A specialised image classifier should also be able to do so no problem at all, and much faster.
The patriot radar has a range of about 100km. Let's say we wanted to match that.
An f-35s wingspan is 11m. I want to detect the F-35 at 100kms out in all directions. Then we need one pixel per metre, over the surface of a semisphere with radius 100km.
That equates to a bit less than one hundred billion pixels. You can buy phones with 100 million pixel cameras for under $1000, and the majority of the cost is not the camera. This suggests you could use an array to cover the entire sky for under a million dollars, an order of magnitude less than the cost of a radar. The rest of the infrastructure you would need would also cost, including some beefy GPUs, but not enough to increase the cost more than an order of magnitude.
You'd need two of these to perform triangulation and calculate the distance and size of the object, as well as to exclude false positives (small bird close to the camera). You'd probably want 3 for greater reliability. But that should be relatively simple to do.
This only works in good weather, but denying the enemy use of their aircraft in good weather seems pretty useful, especially in the middle east where it's continuously sunny half the year.
Also, unlike a radar, this doesn't advertise it's location whenever it's used.
So why isn't this done?
My best guesses are that it would be fairly easy to camouflage the f-35, or that the performance characteristics of this solution wouldn't be good enough to guide missiles, only to detect the existence of the aircraft.

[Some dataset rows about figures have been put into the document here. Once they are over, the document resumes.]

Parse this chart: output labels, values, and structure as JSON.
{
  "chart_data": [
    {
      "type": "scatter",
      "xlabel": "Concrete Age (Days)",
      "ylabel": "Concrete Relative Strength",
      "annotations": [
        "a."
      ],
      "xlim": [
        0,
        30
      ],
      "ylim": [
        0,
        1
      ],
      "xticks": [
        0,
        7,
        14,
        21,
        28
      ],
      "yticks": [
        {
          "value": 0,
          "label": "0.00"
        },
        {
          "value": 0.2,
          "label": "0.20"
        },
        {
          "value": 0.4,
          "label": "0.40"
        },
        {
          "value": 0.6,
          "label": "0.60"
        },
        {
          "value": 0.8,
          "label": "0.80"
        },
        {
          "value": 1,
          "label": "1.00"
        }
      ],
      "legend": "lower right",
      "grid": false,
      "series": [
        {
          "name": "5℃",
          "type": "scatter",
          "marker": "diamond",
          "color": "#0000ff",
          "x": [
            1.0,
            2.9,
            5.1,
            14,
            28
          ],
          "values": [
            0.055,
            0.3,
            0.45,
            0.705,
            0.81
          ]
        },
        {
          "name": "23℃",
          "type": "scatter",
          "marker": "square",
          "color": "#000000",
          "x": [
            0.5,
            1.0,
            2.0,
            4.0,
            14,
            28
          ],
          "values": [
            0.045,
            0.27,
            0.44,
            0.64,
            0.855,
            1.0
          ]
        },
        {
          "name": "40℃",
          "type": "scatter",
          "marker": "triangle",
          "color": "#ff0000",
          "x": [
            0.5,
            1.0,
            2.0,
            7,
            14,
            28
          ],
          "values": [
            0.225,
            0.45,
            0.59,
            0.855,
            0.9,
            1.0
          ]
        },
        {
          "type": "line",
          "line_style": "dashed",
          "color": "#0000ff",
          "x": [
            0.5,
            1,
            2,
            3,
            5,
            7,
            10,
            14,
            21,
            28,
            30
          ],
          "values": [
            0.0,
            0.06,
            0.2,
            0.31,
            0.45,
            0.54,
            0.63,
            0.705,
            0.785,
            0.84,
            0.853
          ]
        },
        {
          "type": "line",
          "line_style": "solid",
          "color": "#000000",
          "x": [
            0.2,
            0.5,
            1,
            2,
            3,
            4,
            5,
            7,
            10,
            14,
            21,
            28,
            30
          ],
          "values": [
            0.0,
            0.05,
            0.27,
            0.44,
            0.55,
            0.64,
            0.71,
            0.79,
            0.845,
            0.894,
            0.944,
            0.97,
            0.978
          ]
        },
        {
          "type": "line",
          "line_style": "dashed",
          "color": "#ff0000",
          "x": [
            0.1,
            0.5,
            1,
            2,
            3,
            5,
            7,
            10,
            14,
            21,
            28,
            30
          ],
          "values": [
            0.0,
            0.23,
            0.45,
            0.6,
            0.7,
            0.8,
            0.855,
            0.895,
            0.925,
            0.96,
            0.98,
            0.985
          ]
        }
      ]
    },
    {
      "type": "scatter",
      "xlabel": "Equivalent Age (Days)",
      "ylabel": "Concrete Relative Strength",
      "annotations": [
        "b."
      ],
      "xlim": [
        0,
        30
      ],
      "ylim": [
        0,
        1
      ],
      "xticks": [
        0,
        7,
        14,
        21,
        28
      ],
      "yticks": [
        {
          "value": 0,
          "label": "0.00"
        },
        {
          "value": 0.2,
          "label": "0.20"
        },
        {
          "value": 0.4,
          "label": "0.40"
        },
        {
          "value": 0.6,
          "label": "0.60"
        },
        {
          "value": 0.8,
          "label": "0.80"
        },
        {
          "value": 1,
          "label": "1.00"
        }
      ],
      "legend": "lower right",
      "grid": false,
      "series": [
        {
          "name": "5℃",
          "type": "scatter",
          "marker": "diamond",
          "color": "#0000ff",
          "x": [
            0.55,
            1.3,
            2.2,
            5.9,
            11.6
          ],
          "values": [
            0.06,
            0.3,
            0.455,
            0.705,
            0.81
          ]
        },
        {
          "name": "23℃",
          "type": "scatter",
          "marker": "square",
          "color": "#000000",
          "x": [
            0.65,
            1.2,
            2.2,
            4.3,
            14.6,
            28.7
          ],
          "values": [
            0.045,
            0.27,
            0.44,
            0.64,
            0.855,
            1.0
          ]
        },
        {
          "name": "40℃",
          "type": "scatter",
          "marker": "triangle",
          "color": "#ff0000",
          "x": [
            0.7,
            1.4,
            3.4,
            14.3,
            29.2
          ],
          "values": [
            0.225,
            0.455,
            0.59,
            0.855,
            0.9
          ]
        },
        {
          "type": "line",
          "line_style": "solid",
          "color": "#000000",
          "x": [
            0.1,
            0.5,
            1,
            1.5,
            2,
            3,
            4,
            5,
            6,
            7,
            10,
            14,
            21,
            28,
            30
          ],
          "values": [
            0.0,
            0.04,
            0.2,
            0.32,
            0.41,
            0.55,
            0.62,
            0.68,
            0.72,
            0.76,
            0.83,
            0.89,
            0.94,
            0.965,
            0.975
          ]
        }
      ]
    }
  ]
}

You can’t just trivially scale up the angular resolution by bolting more sensors together (or similar methods). It gets more difficult to engineer the lenses and sensors to meet super-high specs.
And aside from that, the problem behaves nonlinearly with the amount of atmosphere between you and the plane. Each bit of distortion in the air along the way will combine, potentially pretty harshly limiting how far away you can get any useful image. This may be able to be worked around with AI to reconstruct from highly distorted images, but it’s far from trivial on the face of it.